それがテルを信頼しているという動きだった。
言葉や思念ではなく命がけの行動で答えてくれた仲間に、兄弟に、テルはここで宣言する。
(俺はもう、迷わない!!!)
その思念は強い力となって海域を覆った。
力強く優しい思いは兄弟たちに広がっていく。
テルは自覚していないが、受信機能の壊れたテルは自分の思いを知らず知らずに強く伝えるようになっていた。
聞こえないと思っている独り言が思ったより大きくなってしまっているように、届かないという思いが強くなっていくのと同じように。
テルの強い思念は戦場を包み込み、そして、それ以上の思念を反射して帰ってきていた。
(((((おかえり)))))
思わず聞こえてきたみんなの声に驚いて周りを見渡すテル。
だが、周りには誰もいない。それでも確かに聞こえたのだ。
響くような優しいような、だれとも取れない声ではあったけれどそれは確かに帰ってきたことを祝福する言葉。
兄弟の言葉はそれ以上聞こえることはなかったけど、それは紛れもなく兄弟の言葉であった。
それは奇跡。
テルの機能していない受信機能を、それでも振るわせるような強い思念が起こしたほんのひと時の、戦術的にはなんの意味もない、言葉を伝えただけで終わった奇跡であった。
テルは槍をつかみ直すと急降下する。
海底ギリギリまで、仲間たちの元へと降りていったテルは思念を飛ばす。
(斉射)
「斉射!!」
テルの思念に合わせて余市率いる魔法部隊から一斉に魔法が放たれる。威力が集中された魔法は大砲のようにベコ軍めがけて浴びせかけられる。
テルたちには暗闇のために敵の正確な位置はわからない。
だが、大体の位置はわかる。それはランプのない場所である。
タコス軍の中央軍の前にいるのが、ベコ軍の中央軍。主力の前にいるのが主力ということだ。
そして主力ということは最も激しい戦いをする場所であると同時に、最も安全な場所であるということだ。
そこに総大将がいる可能性が最も高かった。
テルたちはよく見えないが、そこめがけて突き進めばいいだけなのだ。
海底ギリギリまで勢いをつけたテルは、その勢いのままベコ軍に向かって味方の中をつっきる。

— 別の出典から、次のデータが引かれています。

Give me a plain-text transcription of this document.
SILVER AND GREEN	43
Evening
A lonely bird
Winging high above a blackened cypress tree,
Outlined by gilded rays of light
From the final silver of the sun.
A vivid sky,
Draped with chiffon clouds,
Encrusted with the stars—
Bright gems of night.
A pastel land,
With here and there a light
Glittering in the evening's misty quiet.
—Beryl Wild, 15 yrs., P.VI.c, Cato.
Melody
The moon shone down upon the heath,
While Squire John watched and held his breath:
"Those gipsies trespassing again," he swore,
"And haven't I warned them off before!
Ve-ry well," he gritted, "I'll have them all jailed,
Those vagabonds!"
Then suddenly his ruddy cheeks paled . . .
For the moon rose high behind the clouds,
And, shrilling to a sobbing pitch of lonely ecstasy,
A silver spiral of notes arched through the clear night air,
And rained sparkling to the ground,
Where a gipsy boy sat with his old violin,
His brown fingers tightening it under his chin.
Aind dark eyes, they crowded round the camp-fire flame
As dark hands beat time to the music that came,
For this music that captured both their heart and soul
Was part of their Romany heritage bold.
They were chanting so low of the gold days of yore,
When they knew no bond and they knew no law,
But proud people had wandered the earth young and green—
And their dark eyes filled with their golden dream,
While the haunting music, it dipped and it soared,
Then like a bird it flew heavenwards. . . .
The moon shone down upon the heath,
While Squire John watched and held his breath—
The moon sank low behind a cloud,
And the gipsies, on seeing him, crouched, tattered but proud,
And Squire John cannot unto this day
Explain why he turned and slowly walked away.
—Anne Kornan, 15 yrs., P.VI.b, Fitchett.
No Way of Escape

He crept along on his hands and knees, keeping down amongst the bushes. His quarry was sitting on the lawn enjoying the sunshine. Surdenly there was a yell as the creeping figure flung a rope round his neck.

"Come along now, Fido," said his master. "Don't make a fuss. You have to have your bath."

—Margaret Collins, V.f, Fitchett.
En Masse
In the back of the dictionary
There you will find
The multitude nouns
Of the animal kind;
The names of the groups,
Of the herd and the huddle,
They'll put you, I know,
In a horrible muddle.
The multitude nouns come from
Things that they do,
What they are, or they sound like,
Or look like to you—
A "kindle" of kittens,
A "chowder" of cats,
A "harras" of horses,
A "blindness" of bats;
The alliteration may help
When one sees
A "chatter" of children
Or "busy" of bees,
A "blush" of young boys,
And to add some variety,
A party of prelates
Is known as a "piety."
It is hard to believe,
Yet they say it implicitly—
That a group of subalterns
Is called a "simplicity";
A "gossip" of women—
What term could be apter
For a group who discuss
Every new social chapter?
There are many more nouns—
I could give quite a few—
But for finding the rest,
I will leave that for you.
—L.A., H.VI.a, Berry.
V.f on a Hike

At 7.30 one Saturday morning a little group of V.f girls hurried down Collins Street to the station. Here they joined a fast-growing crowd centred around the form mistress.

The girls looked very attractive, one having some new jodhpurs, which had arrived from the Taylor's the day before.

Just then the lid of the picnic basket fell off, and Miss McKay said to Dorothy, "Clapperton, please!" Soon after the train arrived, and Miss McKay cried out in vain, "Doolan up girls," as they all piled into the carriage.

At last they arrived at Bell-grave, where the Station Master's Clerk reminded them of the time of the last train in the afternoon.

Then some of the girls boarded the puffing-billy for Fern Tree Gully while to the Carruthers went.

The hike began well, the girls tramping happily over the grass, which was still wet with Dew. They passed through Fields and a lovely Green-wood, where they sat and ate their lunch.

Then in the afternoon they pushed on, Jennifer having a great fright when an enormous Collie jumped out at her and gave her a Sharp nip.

魔法が着弾していくのを尻目にテルはさらに思念を飛ばす。
(突撃)
「突撃だ!!」
思念を受け取るとそれまで防衛に専念していた史郎が攻撃に転じる。
その声を聞きながらテルは史郎の横を通り抜ける。史郎も嬉しそうにテルの後を泳ぎ始める。
ベコ軍は両翼とも中央軍と離れてしまい、中央軍が手薄となっている。元々数ではタコス軍の方が上回っているのだ。
いかに暗闇とはいえランプに移る目の前の敵を倒すだけであれば、タコス軍でもどうにかなるのである。
疲れた体に鞭を打ち、これが最後とばかりに攻め立てる。
ランプを掲げる1人の男に導かれるように。